Potential Bevacizumab Biomarkers Explored

Bevacizumab, a humanized monoclonal antibody that binds to and inhibits the activity of VEGF, has demonstrated in clinical trials an improvement in progression-free survival (PFS) but not overall survival (OS) in patients with metastatic breast cancer when combined with chemotherapy.

Last year, the FDA revoked bevacizumab’s approval for use in combination with paclitaxel in HER2-negative metastatic breast cancer on the basis that the drug did not offer enough benefit to outweigh its health risks, including high blood pressure, bleeding, and heart failure. (Avastin retains its label indications in four other tumor types.)

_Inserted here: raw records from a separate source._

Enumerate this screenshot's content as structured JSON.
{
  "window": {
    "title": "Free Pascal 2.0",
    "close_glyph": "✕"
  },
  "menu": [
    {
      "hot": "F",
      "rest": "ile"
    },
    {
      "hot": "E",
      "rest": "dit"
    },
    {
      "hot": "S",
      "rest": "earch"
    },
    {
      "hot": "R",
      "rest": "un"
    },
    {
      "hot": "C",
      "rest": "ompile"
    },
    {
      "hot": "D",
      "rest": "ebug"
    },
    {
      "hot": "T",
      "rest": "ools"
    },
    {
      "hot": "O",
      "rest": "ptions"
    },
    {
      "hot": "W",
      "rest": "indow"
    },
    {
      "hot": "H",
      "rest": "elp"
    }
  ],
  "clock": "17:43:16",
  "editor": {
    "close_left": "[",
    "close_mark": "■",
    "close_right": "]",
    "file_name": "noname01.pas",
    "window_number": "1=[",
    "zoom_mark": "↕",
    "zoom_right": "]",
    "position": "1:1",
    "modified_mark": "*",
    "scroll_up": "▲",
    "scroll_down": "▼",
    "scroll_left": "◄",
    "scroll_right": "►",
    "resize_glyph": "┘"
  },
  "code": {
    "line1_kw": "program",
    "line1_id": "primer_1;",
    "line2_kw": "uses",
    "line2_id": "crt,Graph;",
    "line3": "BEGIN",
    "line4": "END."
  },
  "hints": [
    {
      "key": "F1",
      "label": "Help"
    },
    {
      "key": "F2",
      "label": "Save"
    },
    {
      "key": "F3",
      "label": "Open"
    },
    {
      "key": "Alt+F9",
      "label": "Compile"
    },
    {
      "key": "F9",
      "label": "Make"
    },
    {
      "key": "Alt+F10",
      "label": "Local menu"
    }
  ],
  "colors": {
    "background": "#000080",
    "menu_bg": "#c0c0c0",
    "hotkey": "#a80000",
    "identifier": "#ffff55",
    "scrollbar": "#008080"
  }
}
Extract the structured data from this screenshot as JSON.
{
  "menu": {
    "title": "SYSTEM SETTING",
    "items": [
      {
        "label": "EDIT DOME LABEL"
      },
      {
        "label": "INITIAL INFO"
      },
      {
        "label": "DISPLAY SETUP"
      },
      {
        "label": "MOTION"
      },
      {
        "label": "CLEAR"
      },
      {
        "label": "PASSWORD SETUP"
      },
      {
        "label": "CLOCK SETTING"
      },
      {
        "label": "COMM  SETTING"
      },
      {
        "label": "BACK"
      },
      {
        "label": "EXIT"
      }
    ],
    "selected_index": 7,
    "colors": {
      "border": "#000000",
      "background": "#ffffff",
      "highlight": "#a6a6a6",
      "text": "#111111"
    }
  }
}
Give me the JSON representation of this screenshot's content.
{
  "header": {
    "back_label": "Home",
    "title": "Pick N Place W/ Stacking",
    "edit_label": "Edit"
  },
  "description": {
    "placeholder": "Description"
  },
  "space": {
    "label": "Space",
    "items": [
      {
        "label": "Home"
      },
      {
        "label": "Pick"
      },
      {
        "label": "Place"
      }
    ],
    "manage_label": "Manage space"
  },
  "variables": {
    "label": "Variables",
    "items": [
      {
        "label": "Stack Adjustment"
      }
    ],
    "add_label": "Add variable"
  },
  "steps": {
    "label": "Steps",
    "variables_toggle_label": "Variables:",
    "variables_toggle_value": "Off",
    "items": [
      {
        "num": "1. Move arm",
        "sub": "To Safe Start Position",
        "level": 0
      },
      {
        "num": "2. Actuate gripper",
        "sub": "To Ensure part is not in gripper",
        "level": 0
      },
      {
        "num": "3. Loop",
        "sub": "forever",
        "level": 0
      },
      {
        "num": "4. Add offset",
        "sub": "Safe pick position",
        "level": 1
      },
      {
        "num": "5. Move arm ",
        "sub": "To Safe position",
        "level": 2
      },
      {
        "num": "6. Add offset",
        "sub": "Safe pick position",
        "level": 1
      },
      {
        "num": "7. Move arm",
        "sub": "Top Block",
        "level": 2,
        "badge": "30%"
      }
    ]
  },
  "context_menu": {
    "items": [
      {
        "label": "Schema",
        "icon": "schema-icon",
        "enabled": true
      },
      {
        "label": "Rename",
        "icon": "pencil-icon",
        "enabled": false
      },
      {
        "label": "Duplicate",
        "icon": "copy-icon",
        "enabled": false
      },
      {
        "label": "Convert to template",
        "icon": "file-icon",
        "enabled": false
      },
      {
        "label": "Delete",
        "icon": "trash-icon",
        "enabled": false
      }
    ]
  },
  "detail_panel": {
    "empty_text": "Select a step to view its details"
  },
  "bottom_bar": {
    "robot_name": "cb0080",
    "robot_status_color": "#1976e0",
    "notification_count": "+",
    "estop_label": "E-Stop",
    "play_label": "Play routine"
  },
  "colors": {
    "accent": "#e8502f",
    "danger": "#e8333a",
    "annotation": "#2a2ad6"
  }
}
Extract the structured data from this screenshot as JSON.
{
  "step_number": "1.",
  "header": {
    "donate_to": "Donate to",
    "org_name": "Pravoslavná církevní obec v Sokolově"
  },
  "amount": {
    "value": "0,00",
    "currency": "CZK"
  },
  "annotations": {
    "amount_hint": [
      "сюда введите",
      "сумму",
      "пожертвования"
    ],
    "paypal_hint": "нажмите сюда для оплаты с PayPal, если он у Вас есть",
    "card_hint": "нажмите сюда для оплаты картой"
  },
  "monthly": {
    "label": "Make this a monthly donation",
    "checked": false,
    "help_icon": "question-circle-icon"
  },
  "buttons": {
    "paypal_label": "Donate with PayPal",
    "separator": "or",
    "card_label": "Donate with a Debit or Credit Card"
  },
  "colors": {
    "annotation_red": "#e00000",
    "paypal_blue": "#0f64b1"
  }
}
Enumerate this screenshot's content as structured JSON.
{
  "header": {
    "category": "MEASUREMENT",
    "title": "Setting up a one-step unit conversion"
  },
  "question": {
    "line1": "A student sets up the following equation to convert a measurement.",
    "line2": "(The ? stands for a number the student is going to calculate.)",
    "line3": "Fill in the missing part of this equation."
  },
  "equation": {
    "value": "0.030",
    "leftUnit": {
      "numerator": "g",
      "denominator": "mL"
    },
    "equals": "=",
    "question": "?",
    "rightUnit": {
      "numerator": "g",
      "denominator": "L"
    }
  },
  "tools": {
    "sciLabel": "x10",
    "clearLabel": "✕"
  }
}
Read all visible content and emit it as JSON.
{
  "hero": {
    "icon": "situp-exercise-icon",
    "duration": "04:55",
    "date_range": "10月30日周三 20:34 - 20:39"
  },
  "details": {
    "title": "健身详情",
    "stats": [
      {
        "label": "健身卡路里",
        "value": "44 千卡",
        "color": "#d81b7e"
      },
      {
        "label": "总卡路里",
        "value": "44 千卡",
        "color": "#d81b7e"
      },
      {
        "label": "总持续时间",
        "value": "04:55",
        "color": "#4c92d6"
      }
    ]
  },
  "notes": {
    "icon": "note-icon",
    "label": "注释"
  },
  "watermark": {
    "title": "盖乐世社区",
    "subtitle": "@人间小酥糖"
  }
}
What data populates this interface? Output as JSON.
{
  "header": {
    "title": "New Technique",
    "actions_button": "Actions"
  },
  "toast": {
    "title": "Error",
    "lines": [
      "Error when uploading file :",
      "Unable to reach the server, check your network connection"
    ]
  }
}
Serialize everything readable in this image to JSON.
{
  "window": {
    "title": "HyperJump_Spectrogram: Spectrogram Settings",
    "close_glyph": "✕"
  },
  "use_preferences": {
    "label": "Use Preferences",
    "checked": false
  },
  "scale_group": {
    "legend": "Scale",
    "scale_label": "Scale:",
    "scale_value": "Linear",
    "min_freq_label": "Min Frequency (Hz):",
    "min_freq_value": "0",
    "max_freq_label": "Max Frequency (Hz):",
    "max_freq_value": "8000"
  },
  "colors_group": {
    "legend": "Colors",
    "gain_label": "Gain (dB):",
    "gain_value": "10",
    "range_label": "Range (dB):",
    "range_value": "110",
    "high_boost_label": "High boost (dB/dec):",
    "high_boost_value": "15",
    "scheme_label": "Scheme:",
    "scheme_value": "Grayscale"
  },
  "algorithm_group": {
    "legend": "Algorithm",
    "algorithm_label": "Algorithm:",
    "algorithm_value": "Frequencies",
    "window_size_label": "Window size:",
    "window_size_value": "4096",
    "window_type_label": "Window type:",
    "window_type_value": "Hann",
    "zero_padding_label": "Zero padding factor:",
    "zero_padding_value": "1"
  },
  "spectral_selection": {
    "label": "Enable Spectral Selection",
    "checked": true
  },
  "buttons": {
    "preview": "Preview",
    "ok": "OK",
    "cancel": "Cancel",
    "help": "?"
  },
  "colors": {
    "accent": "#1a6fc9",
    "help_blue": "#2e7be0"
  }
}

Rugo maintained that many of the bevacizumab trials could have provided more and better information if they had been designed differently. She said a pooled safety analysis of bevacizumab plus chemotherapy versus chemotherapy alone showed that the main increased risk in the experimental groups was hypertension, although the number of deaths did not increase with the addition of bevacizumab.

“We need to go back to the drawing board because we know patients benefit,” Rugo said. “All of these studies showed a PFS benefit, and there are a few patients out there who’ve continued to have disease control many years after starting bevacizumab—we just weren’t smart enough to figure out who was going to benefit.”

Investigators have, for some time, been seeking to identify biomarkers to help predict which patients would benefit from bevacizumab, Rugo said. She said there’s some evidence that a “VEGF signature” might exist and correlate with bevacizumab benefit, possibly in patients with triple-negative breast cancer (TNBC). The RIBBON 2 trial supported that idea, she said, by demonstrating a median PFS of six months in patients with TNBC who took bevacizumab, compared with a median PFS of 2.7 months for the study’s overall population (J Clin Oncol. Published online ahead of print October 11, 2011, doi: 10.1200/ JCO.2010.34.1255).

In two neoadjuvant trials whose results were published earlier this year, bevacizumab was added to standard chemotherapy in subgroups of breast cancer patients, with a primary endpoint of improved pathologic complete response (pCR). In the GeparQuinto study (Lancet Oncol. 2012;13(2):135-44), patients with TNBC demonstrated the most benefit, while the NSABP B-40 study (N Engl J Med. 2012; 366(4):310-320) showed a greater response in hormone receptor-positive patients, Rugo explained.

While both trials “showed an increase in pCR in tumors with high-grade histology,” there was vast disagreement in the study designs regarding what constituted TNBC and pCR, which makes it difficult to compare and apply their results, Rugo said.